ASP.NET 4.0の現在のステータスとリリース予定

 本稿執筆時点で、ASP.NET 4.0はベータ版が提供されています。.NET Framework 4.0とVisual Studio 2010 Beta 2をダウンロードするか、ASP.NET 4.0が正式にリリースされるまでお待ちください。現時点でASP.NET 4.0の正式版は、2010年4月にリリース予定です。

ASP.NETルーティングの概要

 ASP.NETルーティングでは、URLをWebページのファイル名から完全に切り離し、簡潔で分かりやすい「SEO(検索エンジン最適化)フレンドリなURL」の作成を可能とします。WebアプリケーションでASP.NETルーティングを使用する利点については、筆者の以前の記事「Using ASP.NET Routing Without ASP.NET MVC」の「The Case for ASP.NET Routing」のセクションを参照ください。その中で数段落を割いてASP.NETルーティングの利点について詳説しています。

 簡単に言えば、開発者はASP.NETルーティングにより、Categories/<カテゴリ名>といったルートパターンを、その要求を処理するクラスにマップする「ルーティングルール」を定義できます。これらのルーティングルールは、アプリケーション起動時に、Global.asaxのApplication_Startイベントハンドラにおいて定義されます。Web Formsアプリケーションでは、対象のコンテンツを生成するASP.NETページはおそらく既に存在するため、ここで必要な処理は、ルートパターンをASP.NETページにマップするルーティングルールを定義し、ルートパラメータ(<カテゴリ名>など)があればそれをそのASP.NETページに引き渡すことだけになります。ASP.NET 3.5 SP1のASP.NETルーティングでは、ルーティングパターンをASP.NETページに直接マップする方法がありませんでした。そのために、入力要求に関する情報を受け取り、要求を処理するHTTPハンドラを返す、ルートハンドラクラスを作成する必要がありました。Web Formsアプリケーションにおけるルートハンドラクラスの処理は通常、以下のステップからなります。

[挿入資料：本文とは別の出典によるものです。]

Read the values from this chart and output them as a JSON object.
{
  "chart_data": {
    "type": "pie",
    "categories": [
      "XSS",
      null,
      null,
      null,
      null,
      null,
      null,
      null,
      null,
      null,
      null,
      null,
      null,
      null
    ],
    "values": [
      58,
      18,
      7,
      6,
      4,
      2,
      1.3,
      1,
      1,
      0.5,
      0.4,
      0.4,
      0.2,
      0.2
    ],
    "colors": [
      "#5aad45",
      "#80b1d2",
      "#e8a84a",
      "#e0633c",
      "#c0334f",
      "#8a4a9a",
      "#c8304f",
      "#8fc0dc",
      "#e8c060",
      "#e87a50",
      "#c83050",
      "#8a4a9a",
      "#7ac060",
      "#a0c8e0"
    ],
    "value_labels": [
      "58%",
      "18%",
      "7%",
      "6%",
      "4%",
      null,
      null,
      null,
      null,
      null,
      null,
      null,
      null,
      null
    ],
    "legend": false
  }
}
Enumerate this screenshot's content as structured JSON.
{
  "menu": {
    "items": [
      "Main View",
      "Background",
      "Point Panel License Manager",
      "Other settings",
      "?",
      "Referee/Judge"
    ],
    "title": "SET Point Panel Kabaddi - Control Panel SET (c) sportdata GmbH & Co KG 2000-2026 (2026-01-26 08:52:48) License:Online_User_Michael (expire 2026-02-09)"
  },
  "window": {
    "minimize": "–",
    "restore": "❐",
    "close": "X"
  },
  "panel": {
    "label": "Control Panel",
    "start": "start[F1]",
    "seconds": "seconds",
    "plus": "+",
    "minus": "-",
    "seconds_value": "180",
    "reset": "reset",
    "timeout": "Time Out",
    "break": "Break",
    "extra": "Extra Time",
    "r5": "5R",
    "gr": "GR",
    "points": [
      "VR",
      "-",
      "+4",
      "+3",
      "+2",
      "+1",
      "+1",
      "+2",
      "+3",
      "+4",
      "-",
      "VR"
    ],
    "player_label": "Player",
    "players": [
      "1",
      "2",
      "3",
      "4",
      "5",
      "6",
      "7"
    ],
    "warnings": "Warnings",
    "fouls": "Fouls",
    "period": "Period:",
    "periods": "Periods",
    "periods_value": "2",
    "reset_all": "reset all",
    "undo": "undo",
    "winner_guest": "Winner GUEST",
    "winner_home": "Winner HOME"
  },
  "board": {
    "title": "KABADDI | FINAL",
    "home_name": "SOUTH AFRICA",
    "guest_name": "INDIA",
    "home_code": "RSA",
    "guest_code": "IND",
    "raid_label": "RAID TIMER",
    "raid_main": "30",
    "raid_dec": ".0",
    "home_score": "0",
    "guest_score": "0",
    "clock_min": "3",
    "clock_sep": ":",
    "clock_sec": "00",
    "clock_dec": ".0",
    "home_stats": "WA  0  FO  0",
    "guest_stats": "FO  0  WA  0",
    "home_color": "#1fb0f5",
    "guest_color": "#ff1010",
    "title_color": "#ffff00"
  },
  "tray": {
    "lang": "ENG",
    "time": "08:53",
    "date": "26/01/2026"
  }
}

  1. 必要に応じてURLを解析します。通常は、特定のルーティングパラメータを調べて、その値によって処理を決定します。
  2. URLの中に、この要求を処理するASP.NETページまたはHTTPハンドラへと引き渡す必要のあるルーティングパラメータがあれば、取り出します。ここでは要するに、要求されたコンテンツを実際に生成するASP.NETページが、<カテゴリ名>などのルーティングパラメータの値を参照できるようにすることが必要です。このための手段として、HttpContext.Itemsコレクションにその情報を格納するという方法があります。HttpContext.Itemsコレクションは、要求の有効期間の間、データを保持するリポジトリの役割を果たします(Itemsコレクションの詳細については、記事「HttpContext.Items - a Per-Request Cache Store」を参照ください)。
  3. 処理を行うASP.NETページまたはHTTPハンドラのインスタンスを返します。

 大抵の場合、これらのルートハンドラクラスは、かなり決まりきった形式となります。ルーティングパラメータをHttpContext.Itemsコレクションに格納し、このURLのコンテンツを生成するASP.NETページのインスタンスを作成して返します。お決まりの形式になることから、ルートハンドラクラスの作成は、新しいルートの1つ1つに対し、以前作成したルートハンドラクラスとほとんど同一の処理を行う新しいルートハンドラクラスをいちいち作成するという、単調な作業となります。

 ASP.NET 3.5 SP1のASP.NETルーティングにはもう1つ、コンテンツを生成するASP.NETページに関する問題点があります。このページは、ルーティングパラメータを、HttpContext.Itemsコレクション(または、ルートハンドラクラスがパラメータを格納したそれ以外の場所)から読み出さなければなりません。また、ハイパーリンクやResponse.Redirectの呼び出しのために、ルーティングフレンドリなURL(Categories/<カテゴリ名>など)を生成する構文は、やや冗長で紛らわしいものになっています。

 ASP.NET 4.0のASP.NETルーティングでは、多様なルーティング関連のメソッドが新たに追加され、実際のASP.NETページへとマップするルーティングルールの定義がかなり簡素化されています。仲介的な役割を担うルートハンドラクラスを特別に作成する必要はなくなり、Global.asaxのルーティングルールから直接、ASP.NETページを参照できます。ルーティングルールでASP.NETページを指定すると、ルーティングパラメータが新しいRouteDataコレクションに自動的に格納されます。ASP.NETページからは、Page.RouteDataを介してRouteDataコレクションにアクセスできます。さらに.NET Framework 4.0では、カスタムパラメータコントロールが使用できるため、ASP.NETのデータソースコントロール(SqlDataSourceやLinqDataSourceなど)から、RouteDataコレクションの中の値を、宣言して使用できます。ルーティングフレンドリなURLを生成したり、ルーティングフレンドリなURLへとリダイレクトしたりするためのメソッドも提供されています。